Metadata-Version: 1.0
Name: dask
Version: 0.2.0
Summary: Minimal task scheduling abstraction
Home-page: http://github.com/ContinuumIO/dask/
Author: Matthew Rocklin
Author-email: mrocklin@gmail.com
License: BSD
Description: Dask
        ====
        
        |Build Status| |Version Status|
        
        A minimal task scheduling abstraction.
        
        See Dask documentation at http://dask.readthedocs.org
        
        LICENSE
        -------
        
        New BSD. See `License File <https://github.com/ContinuumIO/dask/blob/master/LICENSE.txt>`__.
        
        Install
        -------
        
        ``dask`` is not yet on any package index.  It is still experimental.
        
        ::
        
            python setup.py install
        
        Example
        -------
        
        Consider the following simple program
        
        .. code-block:: python
        
           def inc(i):
               return i + 1
        
           def add(a, b):
               return a + b
        
           x = 1
           y = inc(x)
           z = add(y, 10)
        
        We encode this as a dictionary in the following way
        
        .. code-block:: python
        
           d = {'x': 1,
                'y': (inc, 'x'),
                'z': (add, 'y', 10)}
        
        While less aesthetically pleasing this dictionary may now be analyzed,
        optimized, and computed on by other Python code, not just the Python
        interpreter.
        
        .. image:: docs/source/_static/dask-simple.png
           :height: 400px
           :alt: A simple dask dictionary
           :align: right
        
        
        Dependencies
        ------------
        
        ``dask.core`` supports Python 2.6+ and Python 3.2+ with a common codebase.  It
        is pure Python and requires no dependencies beyond the standard library.
        
        It is, in short, a light weight dependency.
        
        The threaded implementation depends on networkx.  The ``Array`` dataset depends
        on ``numpy`` and the ``blaze`` family of projects.
        
        
        Related Work
        ------------
        
        One might ask why we didn't use one of these other fine libraries:
        
        * Luigi_
        * Joblib_
        * mrjob_
        * Any of the fine schedulers in numeric analysis (DAGue_, ...)

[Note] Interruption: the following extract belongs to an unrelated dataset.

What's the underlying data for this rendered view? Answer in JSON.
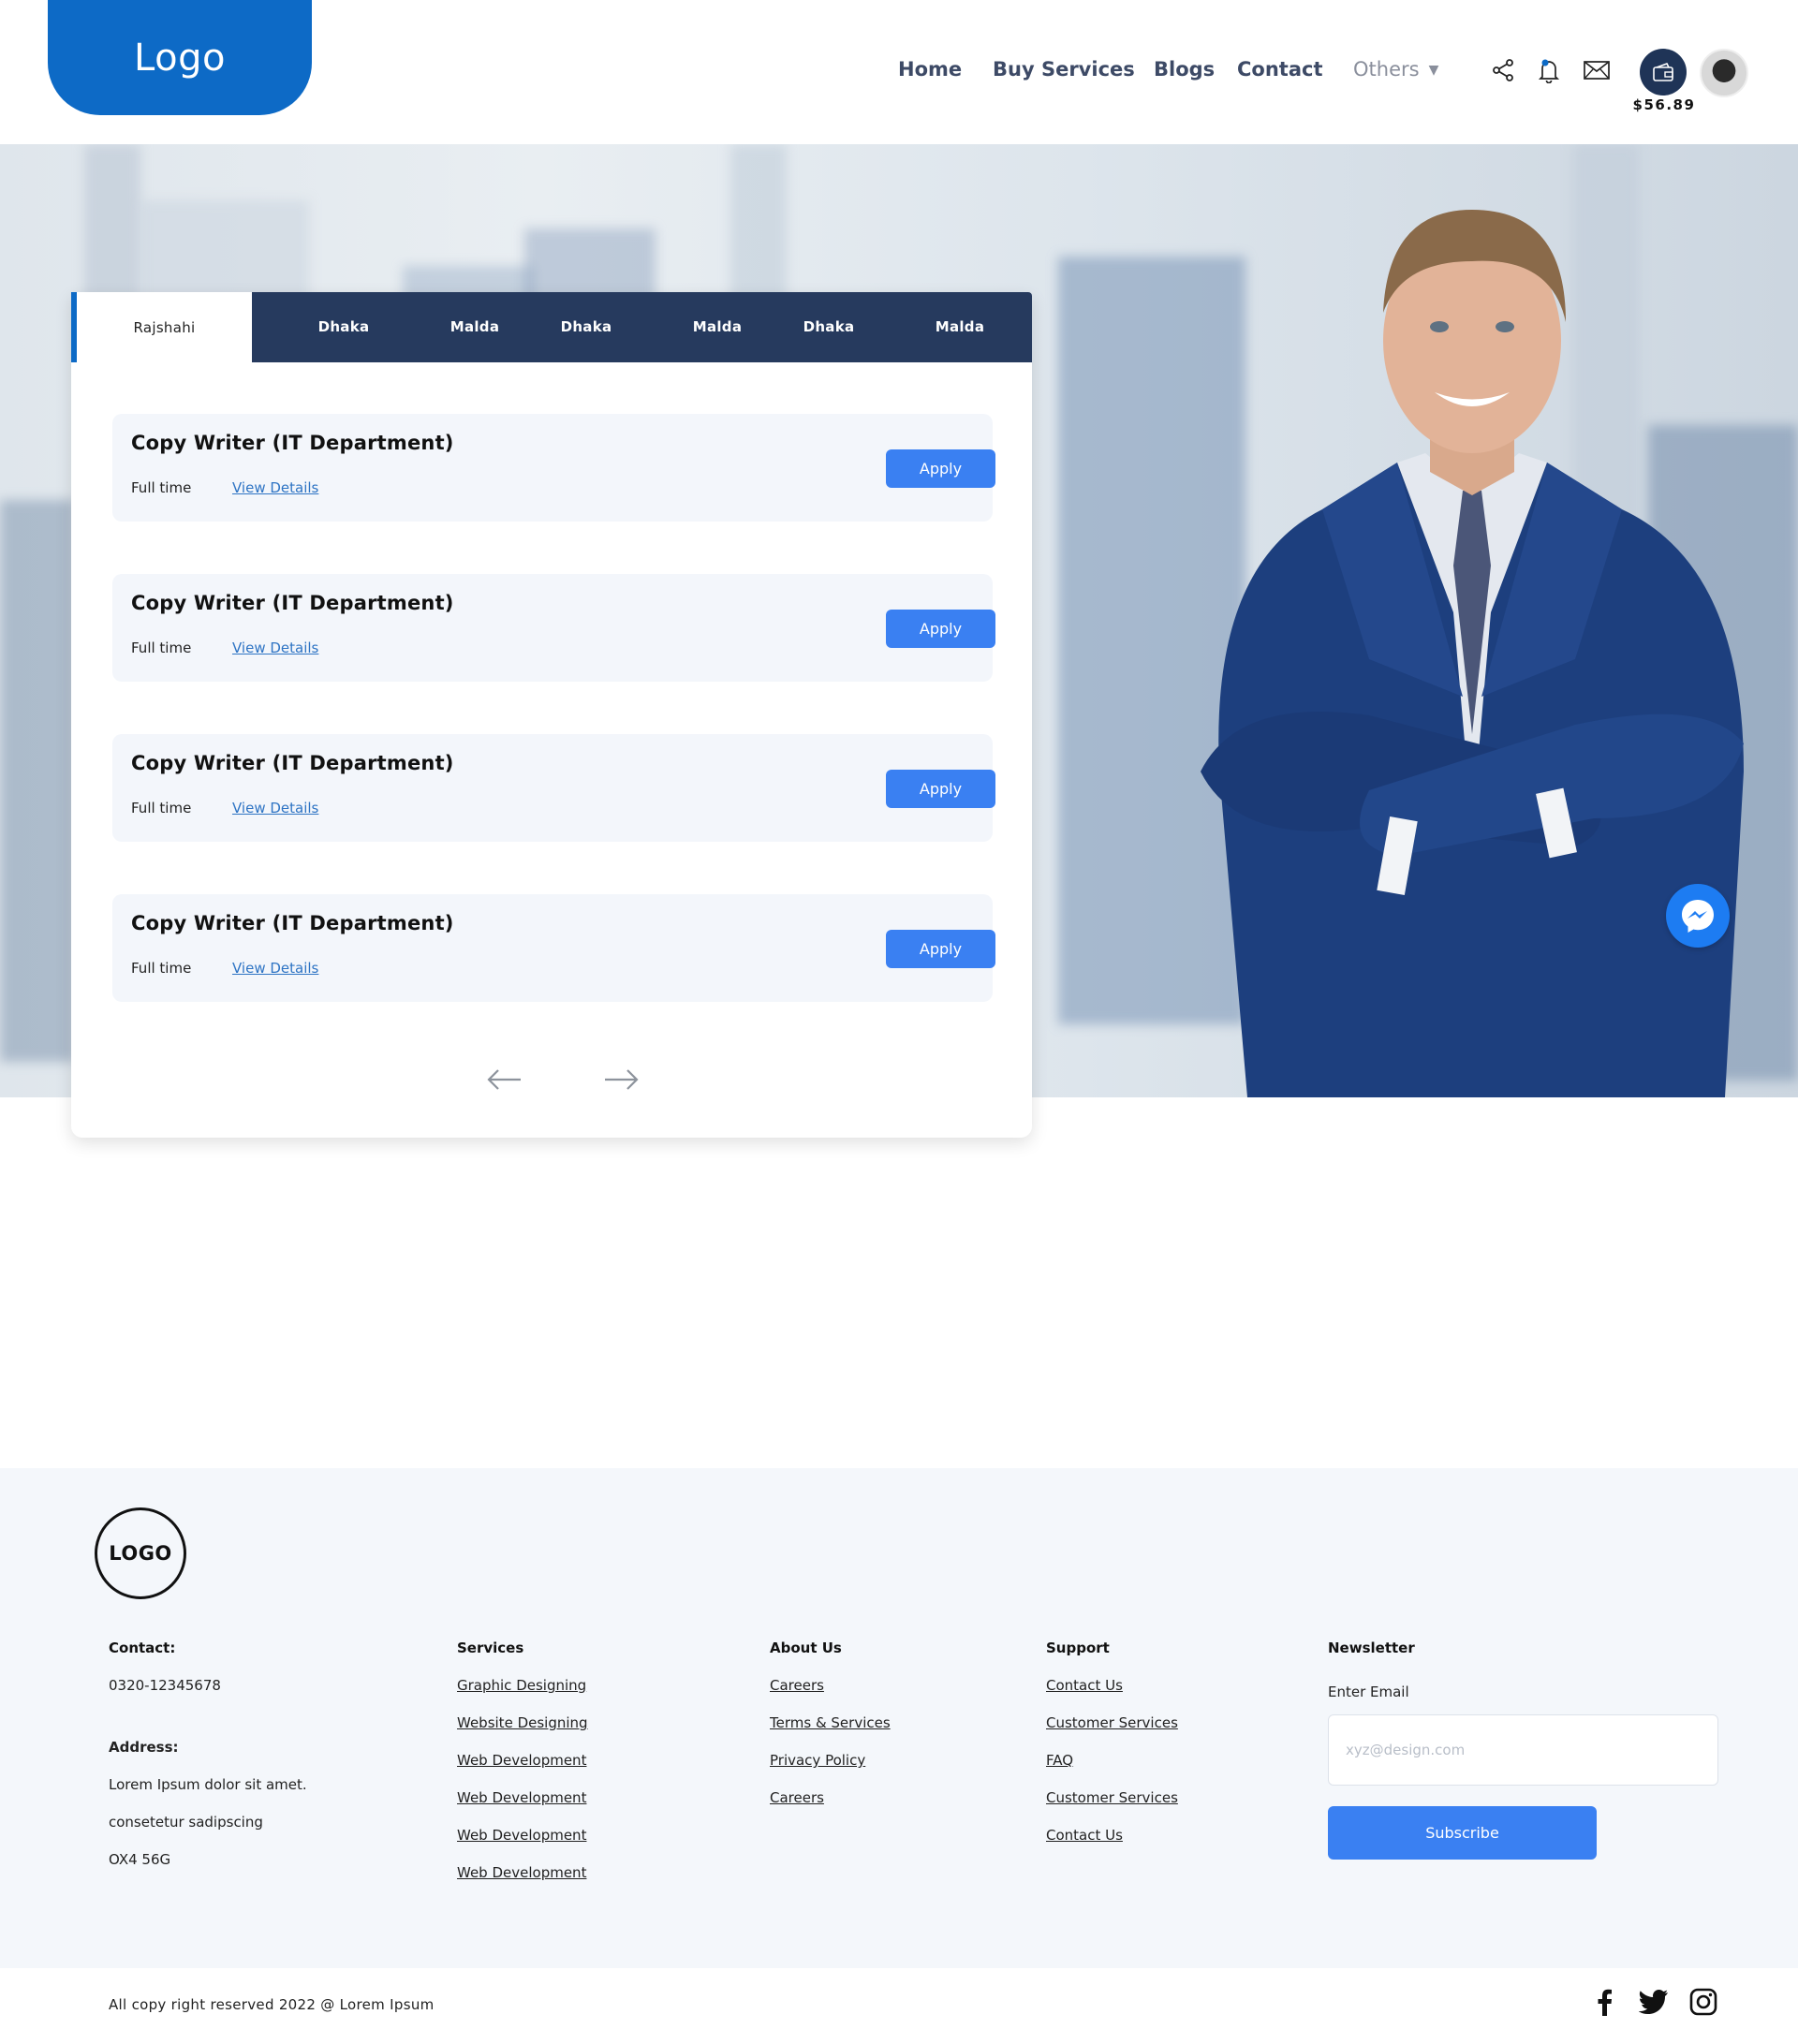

        * Any of the fine high-throughput schedulers (Condor_, Pegasus_, Swiftlang_, ...)
        
        The answer is because we wanted all of the following:
        
        * Fine-ish grained parallelism (latencies around 1ms)
        * In-memory communication of intermediate results
        * Dependency structures more complex than ``map``
        * Good support for numeric data
        * First class Python support
        * Trivial installation
        
        Most task schedulers in the Python ecosystem target long-running batch jobs,
        often for processing large amounts of text and aren't appropriate for executing
        multi-core numerics.
        
        
        .. _Luigi: http://luigi.readthedocs.org
        .. _Joblib: https://pythonhosted.org/joblib/index.html
        .. _mrjob: https://pythonhosted.org/mrjob/
        .. _Condor: http://research.cs.wisc.edu/htcondor/
        .. _Pegasus: http://pegasus.isi.edu/
        .. _Swiftlang: http://swift-lang.org/main/
        .. _DAGue: http://icl.eecs.utk.edu/dague/
        .. |Build Status| image:: https://travis-ci.org/ContinuumIO/dask.png
           :target: https://travis-ci.org/ContinuumIO/dask
        .. |Version Status| image:: https://pypip.in/v/dask.png
           :target: https://pypi.python.org/pypi/dask/
        
Keywords: task-scheduling parallelism
Platform: UNKNOWN